Some types of finance, such as bank loans, involve rigid contracts. There's no room for flexibility when it comes to the loan amount or the repayment structure. These contracts can also restrict you from entering into any other financial agreements.
But you can still find flexible finance from alternative finance providers. And often these forms of finance are more suited to the fast-paced and dynamic business world. Flexible finance solutions give you the freedom to adjust different aspects of your finance, such as the way you manage your business’ finance requirements. You may also be able to access higher levels of finance further down the line.
Speed: How Quickly Do You Need Finance?
If you want to seize a time-sensitive opportunity, or you’re experiencing cash flow trouble, you might need fast access to funds. If speed is one of your priorities, this rules out some finance options. Bank loans, for example, can involve an application process that can take a lot of time. So even if you’re approved, you may have to wait for your funds.

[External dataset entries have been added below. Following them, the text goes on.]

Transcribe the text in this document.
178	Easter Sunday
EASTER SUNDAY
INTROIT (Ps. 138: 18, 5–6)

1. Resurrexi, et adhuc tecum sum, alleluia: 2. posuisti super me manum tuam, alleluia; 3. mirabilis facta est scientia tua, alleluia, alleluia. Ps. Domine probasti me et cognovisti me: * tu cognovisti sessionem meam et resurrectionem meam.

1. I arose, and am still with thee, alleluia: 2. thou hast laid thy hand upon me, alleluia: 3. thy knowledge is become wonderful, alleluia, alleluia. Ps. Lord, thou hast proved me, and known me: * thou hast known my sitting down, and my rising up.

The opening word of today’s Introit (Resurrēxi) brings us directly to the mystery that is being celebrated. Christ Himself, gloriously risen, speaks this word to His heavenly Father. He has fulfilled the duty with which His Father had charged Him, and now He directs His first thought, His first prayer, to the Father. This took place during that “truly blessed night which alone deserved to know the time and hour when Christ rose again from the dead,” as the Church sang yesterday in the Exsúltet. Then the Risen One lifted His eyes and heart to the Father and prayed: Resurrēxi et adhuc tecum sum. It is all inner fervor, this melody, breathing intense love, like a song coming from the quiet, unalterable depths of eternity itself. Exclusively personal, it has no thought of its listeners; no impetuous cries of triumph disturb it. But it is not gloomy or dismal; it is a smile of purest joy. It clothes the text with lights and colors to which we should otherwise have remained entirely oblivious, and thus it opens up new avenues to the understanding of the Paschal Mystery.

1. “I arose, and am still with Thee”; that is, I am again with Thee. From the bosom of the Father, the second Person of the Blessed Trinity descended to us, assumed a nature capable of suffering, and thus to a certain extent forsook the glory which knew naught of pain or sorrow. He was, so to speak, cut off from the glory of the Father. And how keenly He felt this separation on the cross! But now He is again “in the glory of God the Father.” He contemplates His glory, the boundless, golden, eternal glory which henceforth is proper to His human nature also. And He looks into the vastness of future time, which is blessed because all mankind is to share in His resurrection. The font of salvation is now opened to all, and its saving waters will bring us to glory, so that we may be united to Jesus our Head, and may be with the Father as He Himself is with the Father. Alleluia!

If you’re looking for timely funds, alternative lenders are your best bet. Usually, alternative finance only takes a few days to apply for. And the finance providers will decide quickly whether to approve or reject your application.
What Type Of Finance Do You Qualify For?
If you have an impressive credit score and years of well-kept books, you’ll have a range of finance options at your fingertips. But if your credit score is a little low, or you’re a new business, you may have a limited choice when it comes to eligible finance solutions.
In this case, you may wish to consider alternative finance providers who will look at more than just your credit score. Alternative finance providers will often consider your business’s performance as a whole. They’ll judge your application based on a range of factors, including your revenue, customers and current orders.
For example, you could consider invoice finance — a finance solution that releases finance from your invoices and offers funds based on your accounts receivables.